First, Run the Numbers. For example, because the tax liabilities of two likely sales structures vary widely, with one structure risking a double tax. For another example, conditioning payments on certain events could increase the tax rate on them significantly.
“It’s Not Signed ‘Til It’s Signed”. At the beginning of sale talks, papers fly, chief among them “letters of intent” or “term sheets”. They should be expressly nonbinding and serve only to align the parties on basic deal structure and terms. The binding deal should come only in a complete purchase agreement including all attachments.
Buyer Beware. Just like buying a house or car, the law favors those who conduct a careful, thorough “due diligence” exam before buying a business.
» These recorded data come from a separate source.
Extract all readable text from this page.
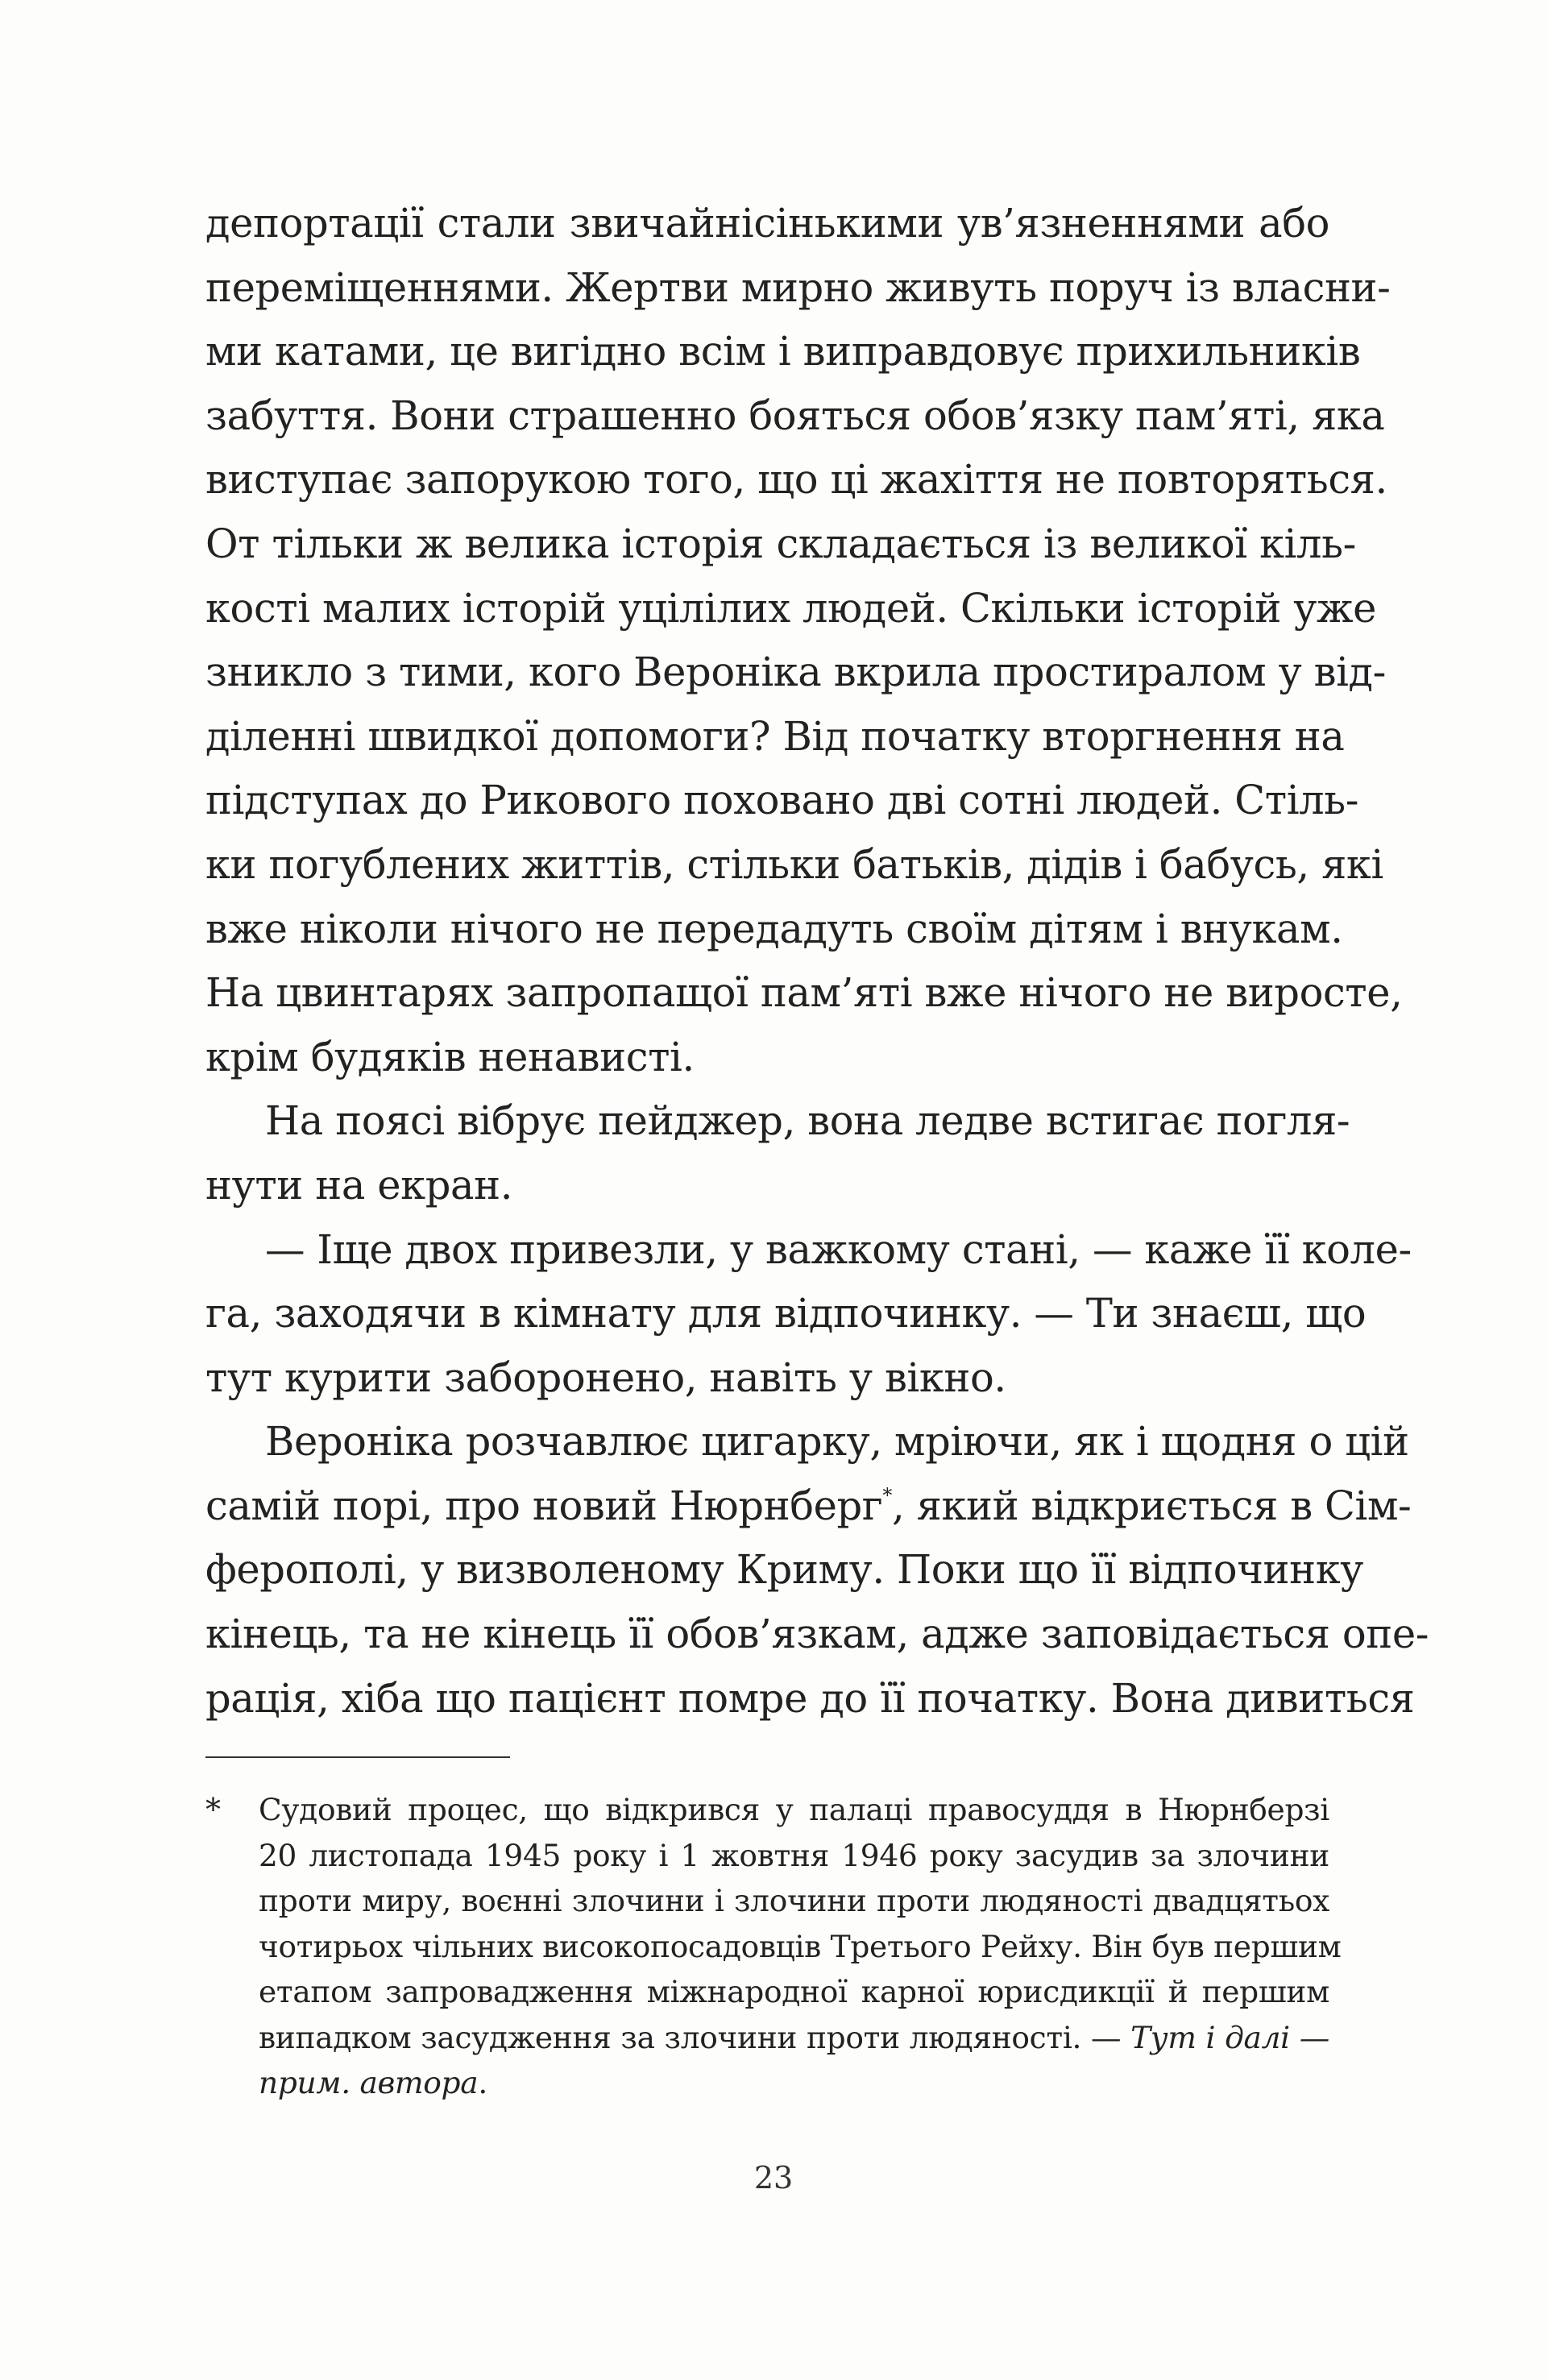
депортації стали звичайнісінькими ув’язненнями або
переміщеннями. Жертви мирно живуть поруч із власни-
ми катами, це вигідно всім і виправдовує прихильників
забуття. Вони страшенно бояться обов’язку пам’яті, яка
виступає запорукою того, що ці жахіття не повторяться.
От тільки ж велика історія складається із великої кіль-
кості малих історій уцілілих людей. Скільки історій уже
зникло з тими, кого Вероніка вкрила простиралом у від-
діленні швидкої допомоги? Від початку вторгнення на
підступах до Рикового поховано дві сотні людей. Стіль-
ки погублених життів, стільки батьків, дідів і бабусь, які
вже ніколи нічого не передадуть своїм дітям і внукам.
На цвинтарях запропащої пам’яті вже нічого не виросте,
крім будяків ненависті.
На поясі вібрує пейджер, вона ледве встигає погля-
нути на екран.
— Іще двох привезли, у важкому стані, — каже її коле-
га, заходячи в кімнату для відпочинку. — Ти знаєш, що
тут курити заборонено, навіть у вікно.
Вероніка розчавлює цигарку, мріючи, як і щодня о цій
самій порі, про новий Нюрнберг*, який відкриється в Сім-
ферополі, у визволеному Криму. Поки що її відпочинку
кінець, та не кінець її обов’язкам, адже заповідається опе-
рація, хіба що пацієнт помре до її початку. Вона дивиться
* Судовий процес, що відкрився у палаці правосуддя в Нюрнберзі
20 листопада 1945 року і 1 жовтня 1946 року засудив за злочини
проти миру, воєнні злочини і злочини проти людяності двадцятьох
чотирьох чільних високопосадовців Третього Рейху. Він був першим
етапом запровадження міжнародної карної юрисдикції й першим
випадком засудження за злочини проти людяності. — Тут і далі —
прим. автора.
23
Power of the Pen. Deal etiquette is for buyers to draft all purchase documents and sellers to draft all debt documents (like notes and security agreements). Buyers sometimes let sellers draft purchase documents, however, only to learn that the fees saved are far outweighed by unfavorable language that cannot be dislodged.
Wheat from Chaff. Fundamentally, acquisitions take the form of either a stock sale or an asset sale. The seller receives either cash or stock, or some combination. If you don’t carefully select the structure, you could end up with a surprise, for example, on who ends up with hidden liabilities. The above is just a sampling and not a complete list, as there are other points to consider.
The above is just a sampling and not a complete list, as there are other points to consider.